Neill v. Gates

Decision Date12 December 1899
PartiesNeill, Appellant, v. Gates
CourtMissouri Supreme Court

Appeal from Jackson Circuit Court. -- Hon. John W. Henry, Judge.

Affirmed.

Karnes New & Krauthoff and A. F. Smith for appellant.

(1) The ordinance and contract are not inconsistent. The same tax involved in the Brannock case 70 Mo.App. 535, have been before the Kansas City Court of Appeals three times. McQuiddy v. Vineyard, 60 Mo.App. 610; McQuiddy v. Smith, 67 Mo. App., 205 and McQuiddy v Gates, 69 Mo.App. 156. The same proceedings have been followed in every case appealed from the Jackson circuit court involving Kansas City tax bills, for the last ten years, and in not one of them was the question raised. Forry v. Ridge, 56 Mo.App. 615; Quest v Johnson, 58 Mo.App. 54; Dollar Savings Bank v. Ridge, 62 Mo.App. 324; Jaicks v. Sullivan, 128 Mo. 177. (2) The common council has solemnly approved this contract in all its terms. It will be argued that the contract was void because it did not conform to the ordinance in reference to the time when the work should be completed. But the contract does conform to the ordinance. The ordinance says that the work shall be completed within ninety days from the time the contract shall take effect. So does the contract. But the ordinance does not say what the result of a failure to comply shall be. The contract does. For years it had been the custom of the succeeding boards of aldermen of Kansas City to understand that it was their duty to put a time limit in every ordinance authorizing any public improvement, and to understand that the failure of the contractor was to be punished under a general ordinance, which by the general ordinances of Kansas City was to "be deemed and taken as a part of every contract for the doing of any work," it being provided by the general ordinances that every contract "shall contain a clause that the same is entered into subject to the existing charter and ordinances of the city." People ex rel. v. Supervisors, 17 N.Y. 235; Cooley, Const. Lim. (6 Ed.), p. 216; Sheehan v. Owen, 82 Mo. 458; Marionville to use v. Henson, 65 Mo.App. 405; Johnson v. Duer, 115 Mo. 381.

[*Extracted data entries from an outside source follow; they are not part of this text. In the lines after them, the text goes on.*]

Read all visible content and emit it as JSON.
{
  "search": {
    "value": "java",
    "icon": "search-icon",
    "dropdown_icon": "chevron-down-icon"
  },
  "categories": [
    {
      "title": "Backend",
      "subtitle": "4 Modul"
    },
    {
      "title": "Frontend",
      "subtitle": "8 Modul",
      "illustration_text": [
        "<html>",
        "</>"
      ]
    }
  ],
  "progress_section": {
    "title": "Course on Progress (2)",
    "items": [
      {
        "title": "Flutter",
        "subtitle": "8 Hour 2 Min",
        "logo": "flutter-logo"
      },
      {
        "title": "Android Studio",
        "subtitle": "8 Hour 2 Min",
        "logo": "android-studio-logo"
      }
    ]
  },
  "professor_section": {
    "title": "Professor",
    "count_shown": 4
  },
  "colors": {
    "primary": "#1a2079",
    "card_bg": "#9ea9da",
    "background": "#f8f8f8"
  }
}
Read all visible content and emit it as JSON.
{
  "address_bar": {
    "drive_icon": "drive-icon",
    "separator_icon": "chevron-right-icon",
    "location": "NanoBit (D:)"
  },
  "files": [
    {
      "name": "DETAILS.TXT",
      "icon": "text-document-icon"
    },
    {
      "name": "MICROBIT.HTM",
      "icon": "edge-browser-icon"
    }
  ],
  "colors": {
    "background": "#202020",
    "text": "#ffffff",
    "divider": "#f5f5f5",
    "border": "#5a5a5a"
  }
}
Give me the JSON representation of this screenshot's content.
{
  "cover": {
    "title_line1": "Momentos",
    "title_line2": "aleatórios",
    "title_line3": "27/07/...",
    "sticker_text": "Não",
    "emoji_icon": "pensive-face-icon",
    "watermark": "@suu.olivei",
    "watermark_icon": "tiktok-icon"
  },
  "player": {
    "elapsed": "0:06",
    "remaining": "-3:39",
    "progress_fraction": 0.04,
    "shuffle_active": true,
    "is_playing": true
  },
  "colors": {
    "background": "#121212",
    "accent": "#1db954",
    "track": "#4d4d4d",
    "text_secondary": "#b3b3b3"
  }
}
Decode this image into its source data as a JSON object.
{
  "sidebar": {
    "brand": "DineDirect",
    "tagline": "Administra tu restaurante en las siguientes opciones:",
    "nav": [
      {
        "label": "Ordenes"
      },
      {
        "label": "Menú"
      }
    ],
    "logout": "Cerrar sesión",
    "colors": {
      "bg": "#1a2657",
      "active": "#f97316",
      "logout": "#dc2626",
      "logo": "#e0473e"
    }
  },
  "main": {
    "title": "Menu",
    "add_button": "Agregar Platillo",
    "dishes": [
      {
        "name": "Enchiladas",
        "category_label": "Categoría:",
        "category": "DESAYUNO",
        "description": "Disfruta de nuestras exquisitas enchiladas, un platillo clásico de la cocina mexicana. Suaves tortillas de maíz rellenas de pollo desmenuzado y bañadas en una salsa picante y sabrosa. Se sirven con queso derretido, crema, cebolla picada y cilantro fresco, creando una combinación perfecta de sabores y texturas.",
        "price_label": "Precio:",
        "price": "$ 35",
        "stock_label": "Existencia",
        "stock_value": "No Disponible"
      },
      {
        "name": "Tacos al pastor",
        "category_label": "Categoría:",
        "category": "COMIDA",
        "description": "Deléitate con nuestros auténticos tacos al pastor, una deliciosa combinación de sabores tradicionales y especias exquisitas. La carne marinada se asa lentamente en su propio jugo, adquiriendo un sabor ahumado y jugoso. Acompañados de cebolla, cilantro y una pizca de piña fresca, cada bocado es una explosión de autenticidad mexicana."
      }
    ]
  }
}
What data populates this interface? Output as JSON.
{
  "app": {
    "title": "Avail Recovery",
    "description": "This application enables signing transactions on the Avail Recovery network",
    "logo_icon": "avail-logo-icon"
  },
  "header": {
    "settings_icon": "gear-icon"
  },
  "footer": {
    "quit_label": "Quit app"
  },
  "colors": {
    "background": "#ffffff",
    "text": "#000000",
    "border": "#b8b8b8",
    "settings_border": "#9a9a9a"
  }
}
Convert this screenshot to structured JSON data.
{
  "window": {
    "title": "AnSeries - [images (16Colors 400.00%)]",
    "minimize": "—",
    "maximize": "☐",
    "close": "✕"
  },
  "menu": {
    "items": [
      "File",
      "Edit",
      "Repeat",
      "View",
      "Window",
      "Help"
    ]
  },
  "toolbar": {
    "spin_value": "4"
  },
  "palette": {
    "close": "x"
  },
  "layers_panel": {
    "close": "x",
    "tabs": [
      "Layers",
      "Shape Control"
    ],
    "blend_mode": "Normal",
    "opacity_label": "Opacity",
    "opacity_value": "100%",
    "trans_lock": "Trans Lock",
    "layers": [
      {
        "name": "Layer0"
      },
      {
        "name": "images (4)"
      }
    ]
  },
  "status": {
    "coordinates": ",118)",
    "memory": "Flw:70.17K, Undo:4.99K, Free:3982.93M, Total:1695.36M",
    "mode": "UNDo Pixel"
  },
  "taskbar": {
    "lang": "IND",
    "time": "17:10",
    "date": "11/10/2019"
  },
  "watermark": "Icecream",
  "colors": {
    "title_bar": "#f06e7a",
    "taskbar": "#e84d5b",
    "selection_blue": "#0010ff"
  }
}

Ess & Georgen for respondent.

(1) Since the contract provides that "the time of beginning, rate of progress and time of completion being essential conditions of this contract," etc., time was of the essence of this contract by the ordinance and contract. The work was not done in the time provided for, and the tax bill is void. Rose v. Trestrail, 62 Mo.App. 356; McQuiddy v. Brannock, 70 Mo.App. 539 and 542; New England Safe Deposit & Trust Co. v. James, 77 Mo.App. 618; Brown v. Guaranty Trust Co., 128 U.S. 414; Cheney v. Libby, 134 U.S. 77. The common council have the power to fix the time in which a district sewer shall be constructed. (2) The engineer canceled the contract on February 11, 1892, 202 days after the time the contractor was to have completed it; and if we exclude the time the temporary injunction was in force, 131 days after it took effect, this cancellation was valid and ended the contract. Williams v. Railroad, 112 Mo. 487; Chapman v. Railroad, 114 Mo. 549; Dinsmore v. Livingston Co., 60 Mo. 244; Kihlberg v. U.S. 97 U.S. 401; Breitting v. New Orleans, 24 La. Ann. 21; Easton v. Penn. & Ohio Canal Co., 13 Oh. 83; Chapman v. Lowell, 4 Cush. 380; Norrington v. Wright, 115 U.S. 188. (3) The time was not extended at any time during the ninety days next succeeding July 23, 1891. The contract expired by its own terms, and by ordinance numbered 3247, on October 21, 1891. The injunction was no excuse for any delay beyond October 21, 1891. Harrison v. Railroad, 74 Mo. 371; McQuiddy v. Brannock, 70 Mo.App. 542. (4) Ordinance 5453 is repealed by ordinance 5532, approved December 6, 1893. This did not in terms or by legal effect revive ordinance 3247. In order to revive it or re-enact it, "the same shall be set forth at length as if it were an original ordinance." Kansas City Charter, art. III, sec. 9; Mayor v. Trigg, 46 Mo. 288; State v. Slaughter, 70 Mo. 487; State v. Grant, 79 Mo. 132; Milne v. Huber, 3 McLean 213; Stuman v. State, 21 Tex. 736.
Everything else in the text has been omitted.